Defne is a third-year Architecture student from London. At A Level, she studied Maths, Physics, and English Literature.
Why did you choose Trinity Hall?
It was a central college that looked beautiful and seemed friendly. I was very interested in the work of my then Director of Studies, and the subject requirements for this college fit my A Levels better than some other colleges. Some colleges emphasised Art, which I did not have, while Trinity Hall did not. The course advice on the website also mentioned that a mix of humanities and sciences were desirable, fitting my subject selection.
How did you prepare for the application process and interviews?
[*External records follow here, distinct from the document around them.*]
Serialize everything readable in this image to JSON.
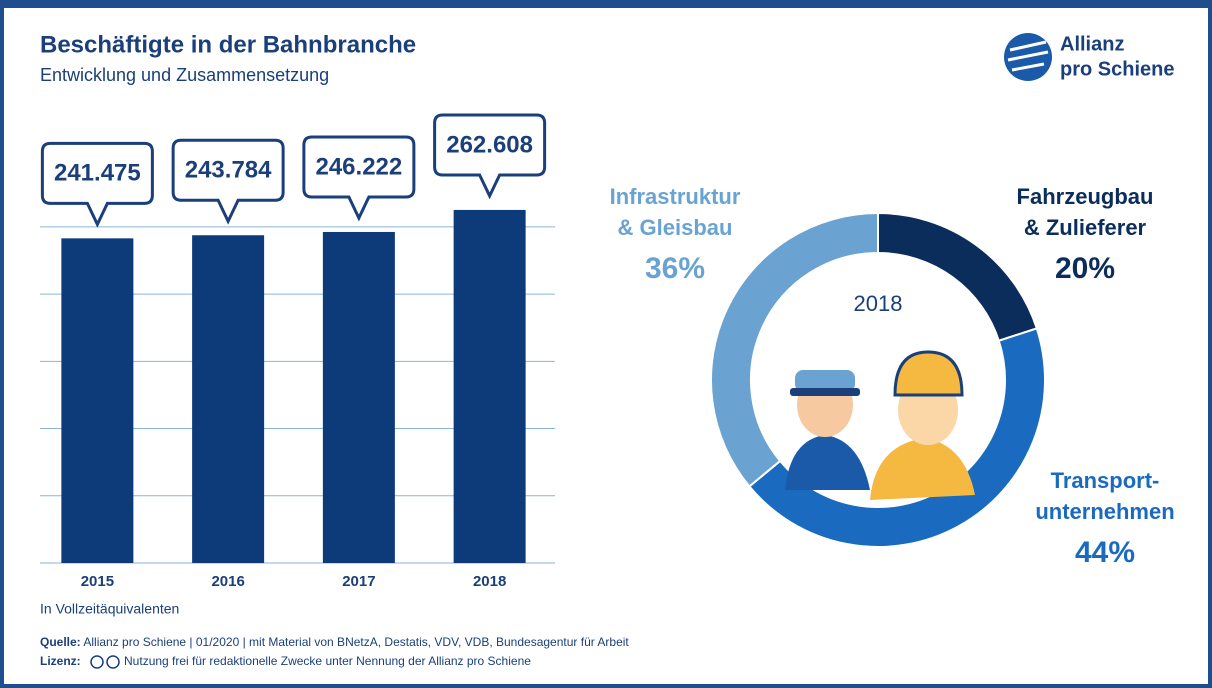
{
  "header": {
    "title": "Beschäftigte in der Bahnbranche",
    "subtitle": "Entwicklung und Zusammensetzung"
  },
  "logo": {
    "lines": [
      "Allianz",
      "pro Schiene"
    ]
  },
  "chart_data": [
    {
      "type": "bar",
      "categories": [
        "2015",
        "2016",
        "2017",
        "2018"
      ],
      "values": [
        241475,
        243784,
        246222,
        262608
      ],
      "value_labels": [
        "241.475",
        "243.784",
        "246.222",
        "262.608"
      ],
      "color": "#0d3b7a",
      "ylim": [
        0,
        270000
      ],
      "yticks": [
        0,
        50000,
        100000,
        150000,
        200000,
        250000
      ],
      "grid": true,
      "note": "In Vollzeitäquivalenten"
    },
    {
      "type": "donut",
      "center_label": "2018",
      "categories": [
        [
          "Fahrzeugbau",
          "& Zulieferer"
        ],
        [
          "Transport-",
          "unternehmen"
        ],
        [
          "Infrastruktur",
          "& Gleisbau"
        ]
      ],
      "values": [
        20,
        44,
        36
      ],
      "value_labels": [
        "20%",
        "44%",
        "36%"
      ],
      "colors": [
        "#0b2d5b",
        "#1a6bbf",
        "#6aa3d2"
      ]
    }
  ],
  "footer": {
    "source": {
      "label": "Quelle:",
      "text": "Allianz pro Schiene | 01/2020 | mit Material von BNetzA, Destatis, VDV, VDB, Bundesagentur für Arbeit"
    },
    "license": {
      "label": "Lizenz:",
      "text": "Nutzung frei für redaktionelle Zwecke unter Nennung der Allianz pro Schiene"
    }
  }
}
Was it what you expected?
I prepared the required portfolio and read several architectural texts. I did not anticipate my subject interview being fully based on the portfolio, but we got more in depth on some other topics through the work in the portfolio.
Why did you choose your course?
I always had a passion for Architecture, being familiar with it through my grandparents. I have a technical, theoretical, and artistic side, and it is one of the only degrees that is as multidisciplinary as my interests.
How does your course compare to your expectations?
It matched my expectations. Although I was slightly underwhelmed by the technical and mathematical teaching, the theoretical teaching broadened my horizons more than I could have ever hoped for. My favourite part has been the enriching lecture series and the theoretically rich engagement with the practical design work, as opposed to purely technical or artistic.
How are you taught?
I have around 5-8 hours of lectures per week depending on the year. On average, I have one or two ‘supos’ a week. The most significant part is the ‘studio’ teaching, which is made up of workshops and presentations followed with one-to-one feedback from tutors on current work; there are 2 studio days a week.
How do you manage your workload?
I try to work set hours (9:30am-6pm) daily, but sometimes it is a struggle given our convoluted and variable timetables. Unfortunately, this sometimes requires late nights, especially near studio deadlines. However, it’s important to spend time with friends, doing activities like going to concerts and playing basketball.
What are your plans for the future?
Currently, I am looking for an architecture job in London and Europe. I am planning on doing a masters in a year or two, hopefully specialising in natural and sustainable building material technologies in relation to architectural design. Studying at Trinity Hall has been wonderful.